@Norbeto
I (or SYA) can tell you what's not there or needs updating ...
That's taken right off the PTS of last June. Wait until the DTS goes "under the covers" to find out the full extent of what needs to updated, upgraded and/or replaced.
And don't forget that the PTS used an ASP US$25,585 per tonne of Carbonate and an AISC of US$11,997 per tonne to reach its pre-tax NPV8 AUD$3.7B (or ~US$2.47B). And yes the cost of raw material (i.e. SC) is "inflated" at US$1,180/tonne as the agreed transfer price.
Best to keep that in mind when thinking about where US Gigafactories could source their Carbonate needs from...
Recent interview with Fastmarkets has their 10-year average price forecast at $23.3/Kg Carbonate and about $1,900/t for SC6 .... that's an average over the next 10 years .... but for the remainder of this year that have SC at roughly $1,200/t
And I'll quote David Decklebaum from TD Cowan (my bolding)
"And if you believe that we're in this mid-cycle, albeit weak price environment, you're not incentivizing new expansion in North America. You have to have confidence, I think, that you're going to see continued government support. You wouldn't rightfully underwrite any of the projects that we know about in North America right now in this price environment, if you were paying for them yourself. I think you need to see that entire collaboration that goes all the way up to the OEM, beyond the loan programs office,"
That's pretty clear isn't it? "paying for them yourself" ... that's you the equity shareholder of the company. Oh sure there's lots of talk (in Canada esp) about non-dilutive sources of capital ... but I guess show me the money applies. And no one should be under any illusion that US DoE loan is available to SYQ ... it is not. Stellantis held Ontario's feet to the fire to match (or better) what was given to VW, else they would go elsewhere. Arcadium is a US company, with Quebec assets in its portfolio. If it's cheaper to "import" carbonate from its assets in Argentina and further refine that into Hydroxide in NC), than it is to refine SC into hydroxide in Quebec, what would be in the best interests of Arcadium shareholders. Now the trickier question ... if its more beneficial to Arcadium to send SC from Quebec to a refine that Arcadium decides to build in the USA (with say DoE loan) and most importantly gets IRA 45X tax credits what should it do? This is a problem for Quebec ... especially for those that say here Quebec wont allow export. Quebec needs to get off their asses and make the necessary changes to incentivize investment in the supply chain.
Lets not forget also that certain aspects of the IRA also DO NOT APPLY to SYA ... and that would be 45X ... which highly incentivizes the building of ... oh lets just say a lithium hydroxide facility ... in the USA (not Canada) by US company that pays taxes to IRS (not Australian).
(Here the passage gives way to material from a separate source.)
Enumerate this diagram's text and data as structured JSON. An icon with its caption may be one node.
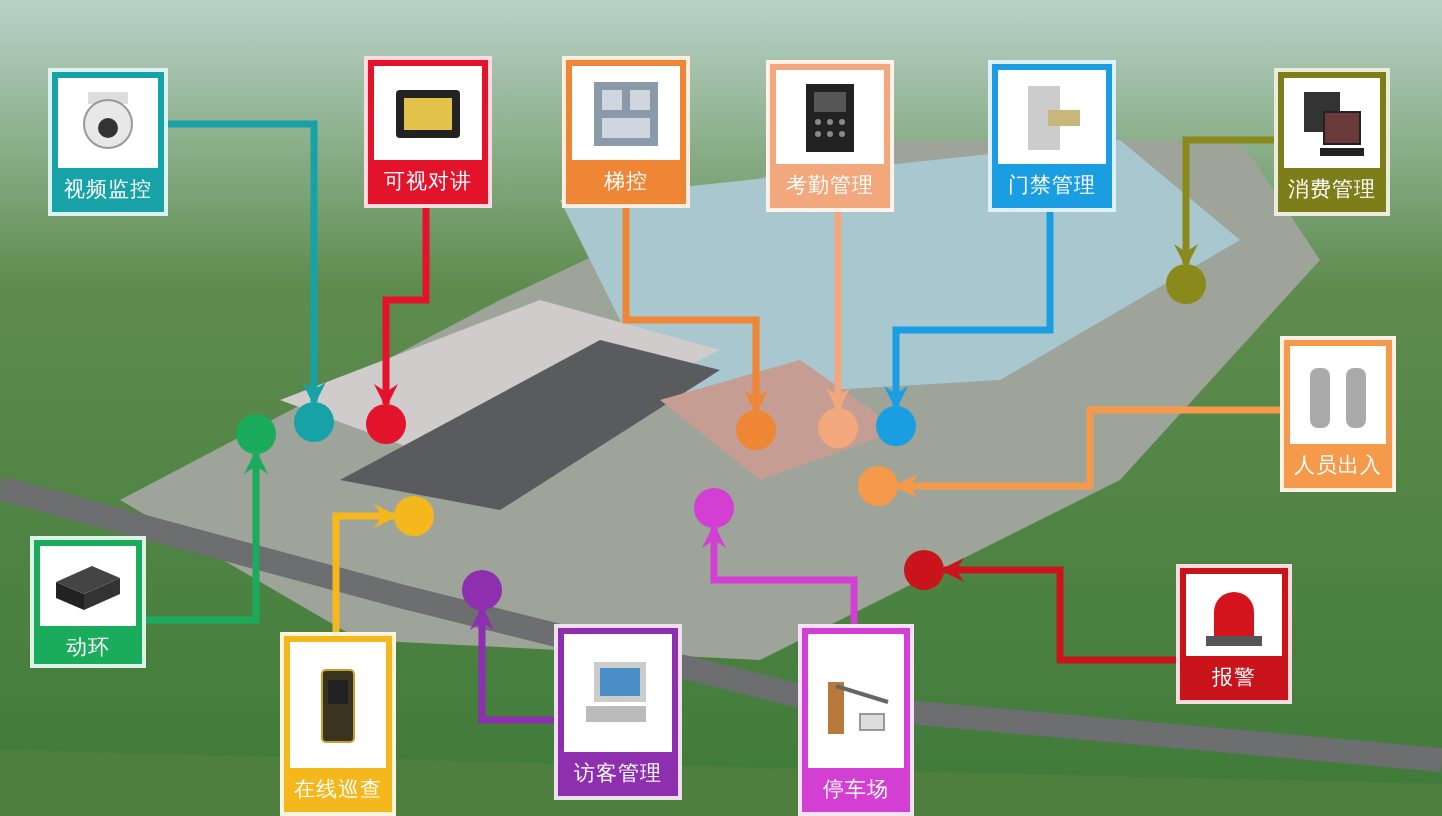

Sure the Lithium Carbonate salt refined at NAL is "IRA qualified" and down along the supply chain that's attractive to the auto OEM as they get to sell an EV to the consumer who can access the full $7,500 rebate ... 45X is big big actual money incentive (10% of Opex).
What SYQ needs to be able to do is operate across the cycle ... you just don't switch mines/concentrators/refineries on and off on price cycle whims. The end partner (i.e. Auto OEM) is building a platform for vehicle delivery that typically last 7-10 yrs ... and that should be the minimum for offtake and co-operative funding options to secure said (ex-China) supply.